The above are the last traces that I can discover of Gurdon’s appearing and acting in public. The first notice that my evidences give of him is that in 1232, being the 16th of Henry III., he was the King’s bailiff, with others, for the town of Alton. Now, from 1232 to 1295 is a space of sixty-three years, a long period for one man to be employed in active life! Should any one doubt whether all these particulars can relate to one and the same person, I should wish him to attend to the following reasons why they might. In the first place, the documents from the priory mention but one Sir Adam Gurdon, who had no son lawfully begotten; and in the next, we are to recollect that he must have probably been a man of uncommon vigour, both of mind and body, since no one unsupported by such accomplishments could have engaged in such adventures, or could have borne up against the difficulties which he sometimes must have encountered; and moreover, we have modern instances of persons that have maintained their abilities for near that period.

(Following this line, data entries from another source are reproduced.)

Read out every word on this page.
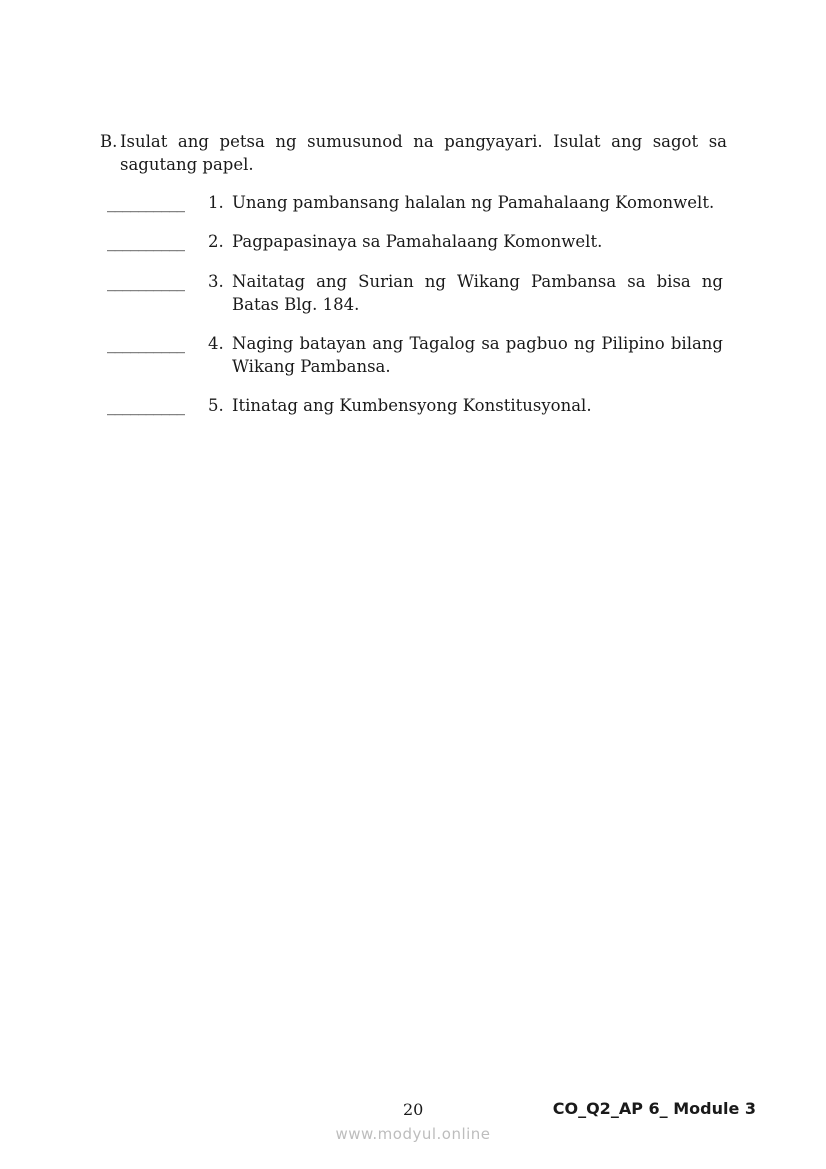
B. Isulat ang petsa ng sumusunod na pangyayari. Isulat ang sagot sa sagutang papel.
__________ 1. Unang pambansang halalan ng Pamahalaang Komonwelt.
__________ 2. Pagpapasinaya sa Pamahalaang Komonwelt.
__________ 3. Naitatag ang Surian ng Wikang Pambansa sa bisa ng Batas Blg. 184.
__________ 4. Naging batayan ang Tagalog sa pagbuo ng Pilipino bilang Wikang Pambansa.
__________ 5. Itinatag ang Kumbensyong Konstitusyonal.
20	CO_Q2_AP 6_ Module 3
www.modyul.online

Were we to suppose Gurdon to be only twenty years of age in 1232, in 1295 he would be eighty-three; after which advanced period it could not be expected that he should live long. From the silence, therefore, of my evidences, it seems probable that this extraordinary person finished his life in peace, not long after, at his mansion of Temple. Gurdon’s seal had for its device a man, with a helmet on his head, drawing a cross-bow; the legend, "Sigillum Ade de Gurdon," his arms were, “Goulis, iii floures argent issant de testes de leopards.”[1]

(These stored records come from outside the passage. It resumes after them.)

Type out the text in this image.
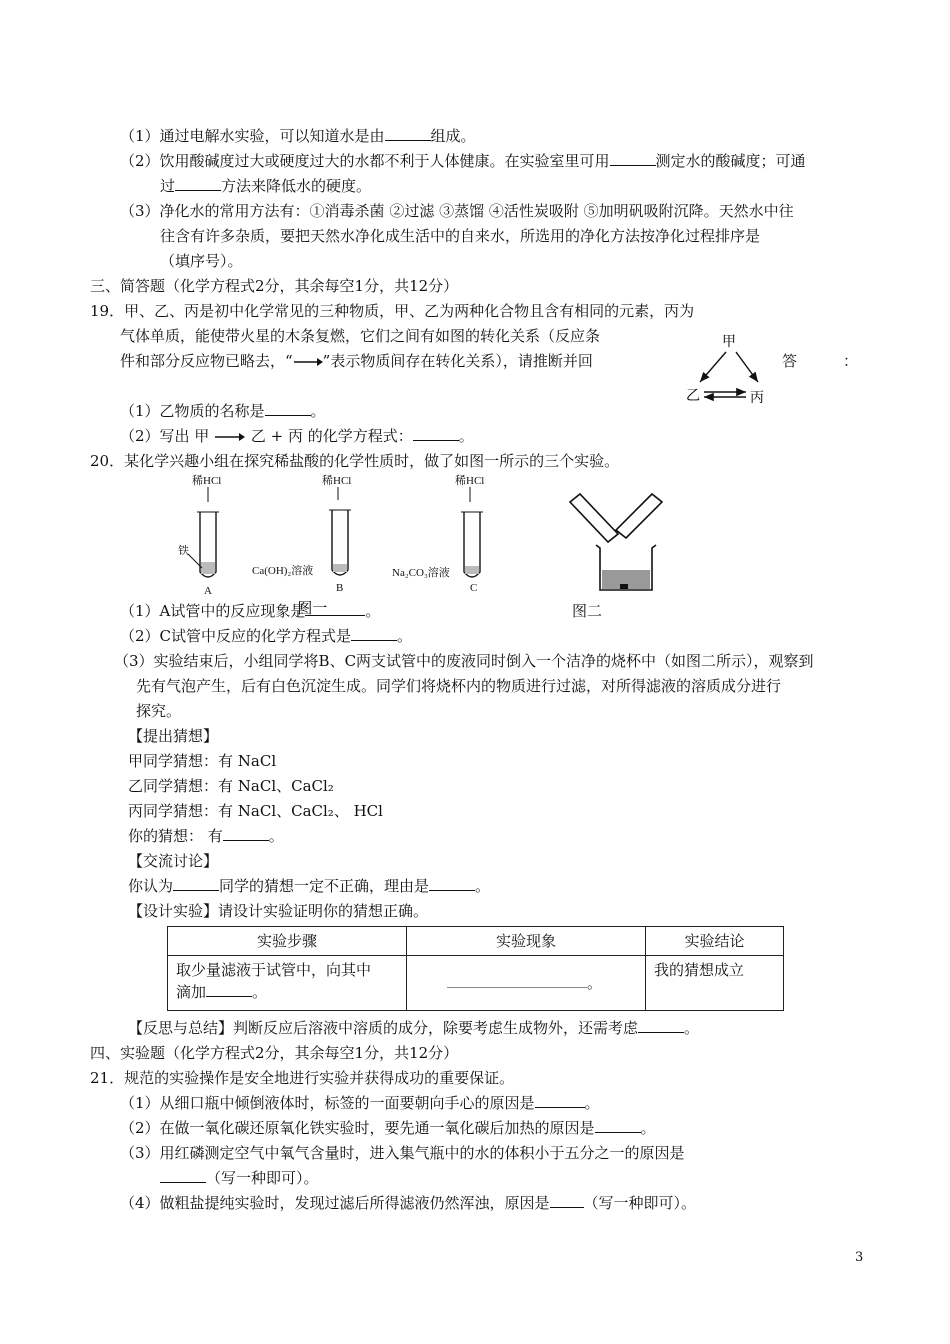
（1）通过电解水实验，可以知道水是由	组成。
（2）饮用酸碱度过大或硬度过大的水都不利于人体健康。在实验室里可用	测定水的酸碱度；可通
过	方法来降低水的硬度。
（3）净化水的常用方法有：①消毒杀菌 ②过滤 ③蒸馏 ④活性炭吸附 ⑤加明矾吸附沉降。天然水中往
往含有许多杂质，要把天然水净化成生活中的自来水，所选用的净化方法按净化过程排序是
（填序号）。
三、简答题（化学方程式2分，其余每空1分，共12分）
19．甲、乙、丙是初中化学常见的三种物质，甲、乙为两种化合物且含有相同的元素，丙为
气体单质，能使带火星的木条复燃，它们之间有如图的转化关系（反应条
件和部分反应物已略去，“ ”表示物质间存在转化关系），请推断并回	答	：
甲
乙	丙
（1）乙物质的名称是	。
（2）写出 甲	乙 + 丙 的化学方程式：	。
20．某化学兴趣小组在探究稀盐酸的化学性质时，做了如图一所示的三个实验。
稀HCl
铁
A
稀HCl
Ca(OH)₂溶液
B
稀HCl
Na₂CO₃溶液
C
图二
（1）A试管中的反应现象是
图一	。
（2）C试管中反应的化学方程式是	。
（3）实验结束后，小组同学将B、C两支试管中的废液同时倒入一个洁净的烧杯中（如图二所示），观察到
先有气泡产生，后有白色沉淀生成。同学们将烧杯内的物质进行过滤，对所得滤液的溶质成分进行
探究。
【提出猜想】
甲同学猜想：有 NaCl
乙同学猜想：有 NaCl、CaCl₂
丙同学猜想：有 NaCl、CaCl₂、 HCl
你的猜想： 有	。
【交流讨论】
你认为	同学的猜想一定不正确，理由是	。
【设计实验】请设计实验证明你的猜想正确。
实验步骤	实验现象	实验结论
取少量滤液于试管中，向其中
滴加 。	。	我的猜想成立
【反思与总结】判断反应后溶液中溶质的成分，除要考虑生成物外，还需考虑	。
四、实验题（化学方程式2分，其余每空1分，共12分）
21．规范的实验操作是安全地进行实验并获得成功的重要保证。
（1）从细口瓶中倾倒液体时，标签的一面要朝向手心的原因是	。
（2）在做一氧化碳还原氧化铁实验时，要先通一氧化碳后加热的原因是	。
（3）用红磷测定空气中氧气含量时，进入集气瓶中的水的体积小于五分之一的原因是
（写一种即可）。
（4）做粗盐提纯实验时，发现过滤后所得滤液仍然浑浊，原因是 （写一种即可）。
3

If the stout and unsubmitting spirit of Gurdon could be so much influenced by the belief and superstition of the times, much more might the hearts of his ladies and daughter. And accordingly we find that Ameria, by the consent and advice of her sons, though said to be all under age, makes a grant for ever of some lands down by the stream at Durton; and also of her right of the common of Durton itself.[2] Johanna, the daughter and heiress of

  1. From the collection of Thomas Martin, Esq., in the “Antiquarian Repertory,” p. 109, No. XXXI.
  2. Durton, now called Dorton, is still a common for the copyholders of Selborne manor.